Por que é tão difícil aceitar o quanto somos frágeis no que diz respeito à chegada do novo? O Belchior já dizia: mas é você que ama o passado e que não vê que o novo sempre vem. E vem mesmo! Embora, ponderando agora com um pouco mais de calma, dá para perceber que algumas coisas não mudam tanto assim. Dinheiro, por exemplo. Dinheiro é sempre bom e bem vindo.
Mas o que este desabafo tem a ver? Nada, poderia dizer. É só mais um desatino do cara que escreve. No entanto, o cara que “vos” escreve tem sido constantemente convidado a repensar o novo e a sua influência sobre determinados ambientes, principalmente no ambiente de desenvolvimento e produção.
Seria difícil enumerar quantas técnicas de programação surgiram nos últimos dez anos, quantas foram revistas, reaproveitadas, excluídas, e quantas são de fato novas, neste período. Surgiram linguagens? Sim, não sei quantas, mas surgiram algumas sim. Máquinas? Nem se fala. Eu que o diga, e ainda direi por alguns anos, admirando o iPad lá da empresa. Mas o que é aquilo…
Bom, tanta novidade, tantas modas, tanta coisa nova, mas e a maneira de como conduzimos esta novidade, isto mudou? É interessante como, por vezes, temos a tendência de compreender o novo a margem de nossa realidade. Por exemplo: o iPad não rola, não é mult sei lá o que. Isto não vinga. Ou, é muito evoluído para as pessoas usarem no cotidiano. Em fim, ou nos achamos muito bons ou muito ruins.
Claro, vou limitar este papo as tecnologias e conceitos que conheço e defendo. O que vale dizer, no entanto, é que constantemente nos vomitam buzzwords e fórmulas mágicas de sucesso, e muitas vezes entendemos isto como o novo e aceitamos de bom grado. Mas o iPad…
Bom, o caso é que o novo sempre vem. Mas nem sempre fica. Acredito e digo, com um certo pesar, que ainda levaremos alguns anos para compreendermos de fato que o valor do conhecimento não está limitado a um carimbo em uma certificação e que, por mais tecnológico que o mudo possa ser, pessoas serão sempre pessoas.
Muitas empresas, pessoas ou negócios nos convidam a inovar, mas seria possível criar coisas novas trabalhando de formas antigas? O que seria inovar? Simplificar processos, sistemas, tornar modelos legíveis a todos é um ato de inovação. Mas será que as pessoas querem isto?

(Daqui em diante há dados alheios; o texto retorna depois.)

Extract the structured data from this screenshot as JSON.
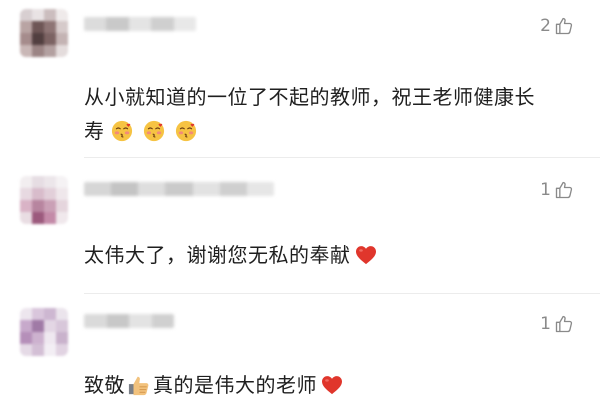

Somo tão acostumados a burocracias, fluxos intermináveis e incontáveis assinaturas, estruturas complexas que por vezes cremos que o simples seja um tanto menor. Acreditar não haver mérito em um sistema com um mínimo de serviços. Isto porque queremos mais, queremos “poder”. Queremos botões brigando por espaço na tela e letras dançantes, queremos o óbvio oculto e acreditamos ficar mais inteligentes se operarmos coisas complexas.
É interessante o quanto somos capazes de crer na aquisição da experiência se sequer revemos lições aprendidas. Nestes últimos dias tenho observado a sede do novo em uma boa empresa que deseja de fato inovar. Seu primeiro passo foi a utilização de soluções web. Uma série de planilhas e sistemas desktop estão sendo convertidos para aplicações PHP e Java. Mas tem um ponto interessante: são simples espelhos de planilhas e sistemas desktop, descritos por pessoas especialistas em planilhas e sistemas desktop, que possuem caras de planilhas e sistemas desktop.

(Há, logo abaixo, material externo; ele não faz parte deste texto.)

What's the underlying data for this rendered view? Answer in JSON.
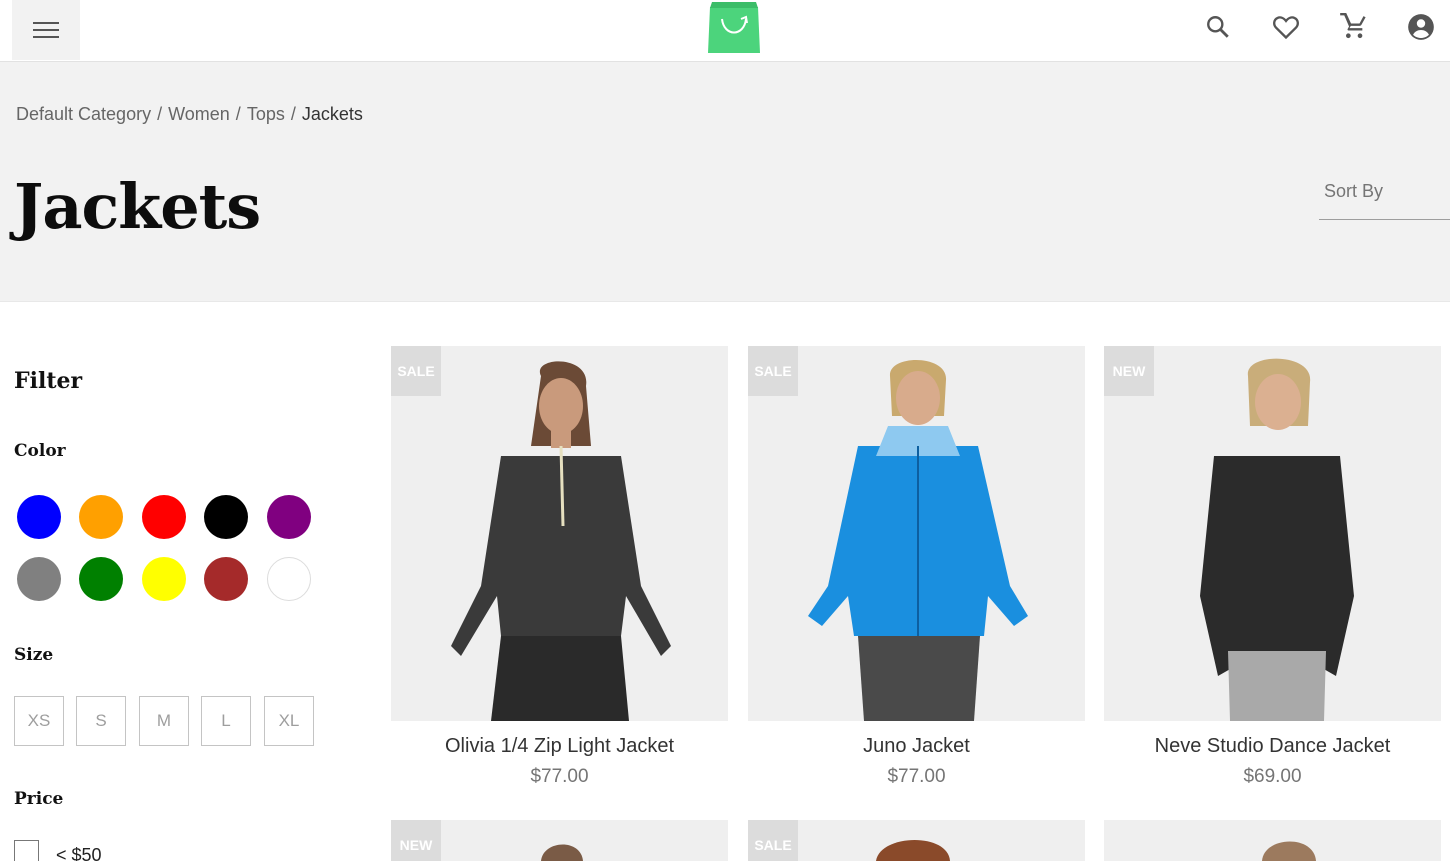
{
  "header": {
    "menu_icon": "hamburger-menu-icon",
    "logo_icon": "shopping-bag-logo",
    "icons": [
      "search-icon",
      "heart-icon",
      "cart-icon",
      "account-icon"
    ],
    "brand_color": "#4cd47c"
  },
  "breadcrumb": {
    "items": [
      "Default Category",
      "Women",
      "Tops"
    ],
    "current": "Jackets",
    "separator": "/"
  },
  "page": {
    "title": "Jackets",
    "sort_placeholder": "Sort By"
  },
  "filter": {
    "title": "Filter",
    "color": {
      "label": "Color",
      "swatches": [
        "#0000ff",
        "#ffa000",
        "#ff0000",
        "#000000",
        "#800080",
        "#808080",
        "#008000",
        "#ffff00",
        "#a52a2a",
        "#ffffff"
      ]
    },
    "size": {
      "label": "Size",
      "options": [
        "XS",
        "S",
        "M",
        "L",
        "XL"
      ]
    },
    "price": {
      "label": "Price",
      "options": [
        "< $50"
      ]
    }
  },
  "products": [
    {
      "badge": "SALE",
      "name": "Olivia 1/4 Zip Light Jacket",
      "price": "$77.00",
      "color": "#3a3a3a"
    },
    {
      "badge": "SALE",
      "name": "Juno Jacket",
      "price": "$77.00",
      "color": "#1a8fdf"
    },
    {
      "badge": "NEW",
      "name": "Neve Studio Dance Jacket",
      "price": "$69.00",
      "color": "#2b2b2b"
    },
    {
      "badge": "NEW"
    },
    {
      "badge": "SALE"
    },
    {
      "badge": ""
    }
  ]
}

É este tipo de inovação que me recuso a compreender. Há muito mais vontade e reuniões do que simplificações produzidas. E não podemos esquecer do modus operandis que consegue ter a audácia de burocratizar algo que se tem por objetivo simplificar estados, com uma enorme criação de documentos repetitivos utilizados uma ou nenhuma vez.
Tragam inovações! Dizem. Mas mantenha minha forma de ganhar dinheiro. Agora, se dinheiro continua chegando, não mude nada. Sabe como é, em time que está ganhando…
Agora, este time está mesmo ganhando ou esta como o meu pobre Galo Mineiro?